Joe Creech, author of “Righteous Indignation: Religion and the Populist Revolution,” says Wilson’s scholarship and essays are of immense value to scholars and students of the American South and American religion. “Along with Wilson’s direct contributions to our understanding of southern religion and culture, his work on historical methodology and interpretation has been vital, as seen in his book ‘Baptized in Blood,’ a canonical work in southern religion,” Creech said.

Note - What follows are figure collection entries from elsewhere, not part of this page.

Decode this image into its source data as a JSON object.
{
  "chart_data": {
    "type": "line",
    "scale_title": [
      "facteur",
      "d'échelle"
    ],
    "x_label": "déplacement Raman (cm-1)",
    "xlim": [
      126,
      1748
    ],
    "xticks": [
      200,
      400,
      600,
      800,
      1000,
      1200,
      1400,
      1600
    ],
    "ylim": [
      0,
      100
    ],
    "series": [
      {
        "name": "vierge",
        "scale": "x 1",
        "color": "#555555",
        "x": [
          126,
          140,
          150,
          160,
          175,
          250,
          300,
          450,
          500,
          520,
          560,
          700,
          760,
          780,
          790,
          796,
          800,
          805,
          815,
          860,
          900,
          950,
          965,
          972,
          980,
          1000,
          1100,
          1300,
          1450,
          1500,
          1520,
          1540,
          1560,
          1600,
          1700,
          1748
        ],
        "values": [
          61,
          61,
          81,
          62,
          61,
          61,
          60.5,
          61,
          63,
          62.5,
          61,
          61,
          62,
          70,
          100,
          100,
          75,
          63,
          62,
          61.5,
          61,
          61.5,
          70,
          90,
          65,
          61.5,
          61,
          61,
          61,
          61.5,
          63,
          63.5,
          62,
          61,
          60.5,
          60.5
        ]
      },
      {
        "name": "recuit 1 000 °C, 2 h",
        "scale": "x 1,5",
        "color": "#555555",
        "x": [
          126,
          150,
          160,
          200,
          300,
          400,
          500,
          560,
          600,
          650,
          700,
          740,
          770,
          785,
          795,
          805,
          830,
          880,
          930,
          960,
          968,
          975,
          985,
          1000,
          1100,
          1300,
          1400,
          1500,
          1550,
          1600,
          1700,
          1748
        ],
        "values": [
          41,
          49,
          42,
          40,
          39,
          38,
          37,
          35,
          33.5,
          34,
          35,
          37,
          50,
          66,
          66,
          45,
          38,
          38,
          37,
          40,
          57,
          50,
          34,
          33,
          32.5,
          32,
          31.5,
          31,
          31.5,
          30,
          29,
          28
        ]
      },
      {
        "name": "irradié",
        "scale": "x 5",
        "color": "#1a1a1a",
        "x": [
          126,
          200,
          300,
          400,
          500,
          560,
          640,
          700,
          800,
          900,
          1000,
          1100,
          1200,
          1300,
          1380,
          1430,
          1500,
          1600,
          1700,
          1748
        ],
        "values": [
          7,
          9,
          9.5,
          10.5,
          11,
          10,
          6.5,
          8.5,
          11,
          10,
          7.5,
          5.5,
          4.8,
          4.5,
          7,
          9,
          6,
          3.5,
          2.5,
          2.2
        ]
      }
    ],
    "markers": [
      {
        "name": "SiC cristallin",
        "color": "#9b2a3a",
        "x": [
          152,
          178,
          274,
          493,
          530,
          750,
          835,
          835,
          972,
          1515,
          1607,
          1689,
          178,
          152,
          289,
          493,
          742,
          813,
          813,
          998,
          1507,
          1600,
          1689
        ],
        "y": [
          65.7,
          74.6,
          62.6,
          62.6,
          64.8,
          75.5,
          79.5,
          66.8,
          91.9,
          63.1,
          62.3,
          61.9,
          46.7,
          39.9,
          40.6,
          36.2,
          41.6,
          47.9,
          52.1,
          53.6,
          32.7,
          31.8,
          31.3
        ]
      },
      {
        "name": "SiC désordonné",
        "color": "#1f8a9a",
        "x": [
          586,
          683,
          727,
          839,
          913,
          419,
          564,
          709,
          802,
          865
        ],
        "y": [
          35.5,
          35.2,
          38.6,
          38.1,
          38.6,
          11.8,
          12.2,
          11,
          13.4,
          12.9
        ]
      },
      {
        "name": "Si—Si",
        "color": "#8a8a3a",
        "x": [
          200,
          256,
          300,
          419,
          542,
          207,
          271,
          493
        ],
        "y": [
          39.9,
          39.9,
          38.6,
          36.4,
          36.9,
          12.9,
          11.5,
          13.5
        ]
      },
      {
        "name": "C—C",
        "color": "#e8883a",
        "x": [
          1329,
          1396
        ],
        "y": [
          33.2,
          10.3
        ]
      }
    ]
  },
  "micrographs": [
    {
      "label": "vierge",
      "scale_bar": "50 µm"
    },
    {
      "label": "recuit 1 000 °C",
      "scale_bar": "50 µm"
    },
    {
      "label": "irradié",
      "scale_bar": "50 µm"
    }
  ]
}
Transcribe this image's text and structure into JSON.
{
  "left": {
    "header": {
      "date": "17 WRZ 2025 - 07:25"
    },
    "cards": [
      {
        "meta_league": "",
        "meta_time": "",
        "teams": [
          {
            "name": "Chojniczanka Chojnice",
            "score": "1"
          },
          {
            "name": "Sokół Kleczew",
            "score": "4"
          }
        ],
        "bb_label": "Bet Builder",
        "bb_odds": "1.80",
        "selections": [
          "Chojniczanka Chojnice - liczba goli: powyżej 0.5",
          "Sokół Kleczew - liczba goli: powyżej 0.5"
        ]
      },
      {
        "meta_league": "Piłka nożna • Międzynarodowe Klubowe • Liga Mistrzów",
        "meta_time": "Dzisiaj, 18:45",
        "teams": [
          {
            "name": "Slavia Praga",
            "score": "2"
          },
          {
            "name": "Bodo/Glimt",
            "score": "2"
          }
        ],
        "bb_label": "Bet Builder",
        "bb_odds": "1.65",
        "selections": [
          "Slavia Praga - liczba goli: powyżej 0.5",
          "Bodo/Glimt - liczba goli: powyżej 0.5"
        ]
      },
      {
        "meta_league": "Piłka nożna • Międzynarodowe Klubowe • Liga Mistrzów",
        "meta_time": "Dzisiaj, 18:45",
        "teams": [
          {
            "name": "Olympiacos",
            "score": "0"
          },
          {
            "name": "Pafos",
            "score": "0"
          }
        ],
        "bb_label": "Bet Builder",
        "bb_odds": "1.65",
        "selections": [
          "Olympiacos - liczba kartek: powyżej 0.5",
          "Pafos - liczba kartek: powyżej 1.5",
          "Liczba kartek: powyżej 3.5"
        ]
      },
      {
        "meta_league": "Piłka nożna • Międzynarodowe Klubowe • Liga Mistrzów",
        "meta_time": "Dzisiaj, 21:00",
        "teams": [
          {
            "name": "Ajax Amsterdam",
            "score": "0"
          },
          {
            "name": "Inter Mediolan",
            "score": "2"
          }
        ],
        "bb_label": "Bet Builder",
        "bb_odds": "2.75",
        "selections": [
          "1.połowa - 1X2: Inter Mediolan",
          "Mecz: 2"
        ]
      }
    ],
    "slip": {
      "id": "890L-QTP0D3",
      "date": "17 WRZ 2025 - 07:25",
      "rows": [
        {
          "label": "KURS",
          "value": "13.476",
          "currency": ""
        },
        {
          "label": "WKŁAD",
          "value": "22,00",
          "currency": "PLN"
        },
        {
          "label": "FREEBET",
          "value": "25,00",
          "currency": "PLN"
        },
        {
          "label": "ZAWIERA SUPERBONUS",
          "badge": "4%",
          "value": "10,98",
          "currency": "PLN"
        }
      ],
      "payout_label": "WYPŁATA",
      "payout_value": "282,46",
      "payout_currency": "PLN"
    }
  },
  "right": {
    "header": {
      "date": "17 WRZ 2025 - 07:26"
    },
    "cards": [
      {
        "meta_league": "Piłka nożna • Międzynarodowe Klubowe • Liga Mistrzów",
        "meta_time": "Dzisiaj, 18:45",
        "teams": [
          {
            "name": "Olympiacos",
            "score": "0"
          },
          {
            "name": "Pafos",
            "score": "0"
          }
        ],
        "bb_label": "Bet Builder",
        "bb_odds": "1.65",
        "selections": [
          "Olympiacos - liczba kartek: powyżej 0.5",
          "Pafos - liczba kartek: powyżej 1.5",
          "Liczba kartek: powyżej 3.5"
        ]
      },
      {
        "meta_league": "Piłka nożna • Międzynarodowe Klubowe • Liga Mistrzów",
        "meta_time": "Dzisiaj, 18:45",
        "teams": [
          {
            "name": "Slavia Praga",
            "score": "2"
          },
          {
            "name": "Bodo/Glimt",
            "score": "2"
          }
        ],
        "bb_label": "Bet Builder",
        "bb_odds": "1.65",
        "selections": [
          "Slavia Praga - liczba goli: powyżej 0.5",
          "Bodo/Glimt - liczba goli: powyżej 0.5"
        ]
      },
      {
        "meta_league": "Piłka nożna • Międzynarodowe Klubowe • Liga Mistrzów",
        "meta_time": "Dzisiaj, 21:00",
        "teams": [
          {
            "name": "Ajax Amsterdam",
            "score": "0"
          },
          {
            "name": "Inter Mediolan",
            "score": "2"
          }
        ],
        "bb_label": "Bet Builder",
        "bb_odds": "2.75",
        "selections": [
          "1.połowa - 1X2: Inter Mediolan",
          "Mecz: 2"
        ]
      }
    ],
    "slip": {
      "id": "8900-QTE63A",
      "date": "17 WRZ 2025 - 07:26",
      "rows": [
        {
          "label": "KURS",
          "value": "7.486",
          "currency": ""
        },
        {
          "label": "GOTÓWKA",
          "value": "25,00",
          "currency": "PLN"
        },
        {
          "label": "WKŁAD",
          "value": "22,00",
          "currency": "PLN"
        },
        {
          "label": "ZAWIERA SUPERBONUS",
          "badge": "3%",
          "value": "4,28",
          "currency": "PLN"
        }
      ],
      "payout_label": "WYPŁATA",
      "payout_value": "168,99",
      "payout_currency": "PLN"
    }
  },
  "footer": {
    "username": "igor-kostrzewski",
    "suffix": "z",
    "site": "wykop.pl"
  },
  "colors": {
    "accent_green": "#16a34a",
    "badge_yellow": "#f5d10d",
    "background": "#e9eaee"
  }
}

Wilson, who is also general editor of “The New Encyclopedia of Southern Culture,” sees ideas of the spirit as central to understanding Southern identity. “The South nurtured a patriotic spirit expressed in the high emotions of Confederates going off to war, but the region also was the setting for a spiritual outpouring of prayer and song during the civil rights movement,” he said.
He argues for a spiritual grounding to southern identity, showing how identifications of the spirit are crucial to understanding what makes southerners invest so much meaning in their regional identity.